Passover- deliverance from Egyptian bondage.

Celebration of Pentecost- the giving of the law at Mount Sinai.

We find in Scripture that others such the prophet Elijah, King David, our Lord Jesus Christ, and John the Baptist had their own wilderness experience. It was a time and a place when God interacts with His people in a special way.

The wilderness is common to the human condition and the wilderness period has a special role, a time of transition to ask the big questions:

What is God doing?

Where is God leading?

These are questions that we have to grapple with whether we are 15, 45, 65 or 95 years of age.

These are relational questions that require each of us to find an answer for himself or herself.

What are the wilderness questions?

Wilderness is a place of transition, the time between Egypt and Canaan.
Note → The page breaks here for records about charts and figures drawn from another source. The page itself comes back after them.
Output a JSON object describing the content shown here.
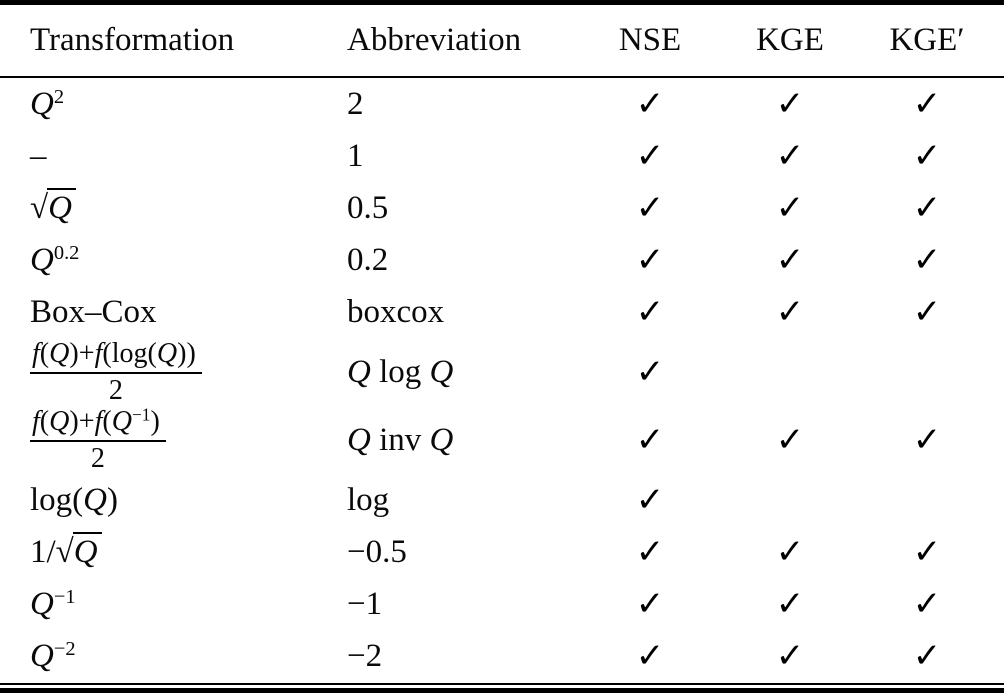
{
  "colors": {
    "ink": "#0a0a0a",
    "background": "#ffffff",
    "rule": "#000000"
  },
  "table": {
    "headers": [
      {
        "id": "transformation",
        "label": "Transformation"
      },
      {
        "id": "abbreviation",
        "label": "Abbreviation"
      },
      {
        "id": "nse",
        "label": "NSE"
      },
      {
        "id": "kge",
        "label": "KGE"
      },
      {
        "id": "kge_prime",
        "label": "KGE′"
      }
    ],
    "check_glyph": "✓",
    "rows": [
      {
        "transformation": "Q^{2}",
        "abbreviation": "2",
        "nse": true,
        "kge": true,
        "kge_prime": true
      },
      {
        "transformation": "–",
        "abbreviation": "1",
        "nse": true,
        "kge": true,
        "kge_prime": true
      },
      {
        "transformation": "√{Q}",
        "abbreviation": "0.5",
        "nse": true,
        "kge": true,
        "kge_prime": true
      },
      {
        "transformation": "Q^{0.2}",
        "abbreviation": "0.2",
        "nse": true,
        "kge": true,
        "kge_prime": true
      },
      {
        "transformation": "Box–Cox",
        "abbreviation": "boxcox",
        "nse": true,
        "kge": true,
        "kge_prime": true
      },
      {
        "transformation": "frac{f(Q)+f(log(Q))}{2}",
        "abbreviation": "Q log Q",
        "nse": true,
        "kge": false,
        "kge_prime": false
      },
      {
        "transformation": "frac{f(Q)+f(Q^{−1})}{2}",
        "abbreviation": "Q inv Q",
        "nse": true,
        "kge": true,
        "kge_prime": true
      },
      {
        "transformation": "log(Q)",
        "abbreviation": "log",
        "nse": true,
        "kge": false,
        "kge_prime": false
      },
      {
        "transformation": "1/√{Q}",
        "abbreviation": "−0.5",
        "nse": true,
        "kge": true,
        "kge_prime": true
      },
      {
        "transformation": "Q^{−1}",
        "abbreviation": "−1",
        "nse": true,
        "kge": true,
        "kge_prime": true
      },
      {
        "transformation": "Q^{−2}",
        "abbreviation": "−2",
        "nse": true,
        "kge": true,
        "kge_prime": true
      }
    ]
  }
}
God led his people by a pillar of smoke by day and fire by night.

It is a time to be attentive and ponder:

“What old ways have died and find new ways?”

“What do I need to grieve in order to move on?”

“How can I forge my relationship to God, to see his glory, and to obey His voice?”

“Do I know God?”

“What place does God have in my life in these days?

A time to clarify our identity.

“Who am I really?”

A season when our values get tested.

“What do I really believe about God, about faith, about Scripture, about church, about the life in the spirit?

“Where is God leading?”

During the wilderness experience it is important for us to remember who we are and who we are following.

1 Peter 2:9

But you are a chosen people, a royal priesthood, a holy nation, God’s special possession, that you may declare the praises of him who called you out of darkness into his wonderful light.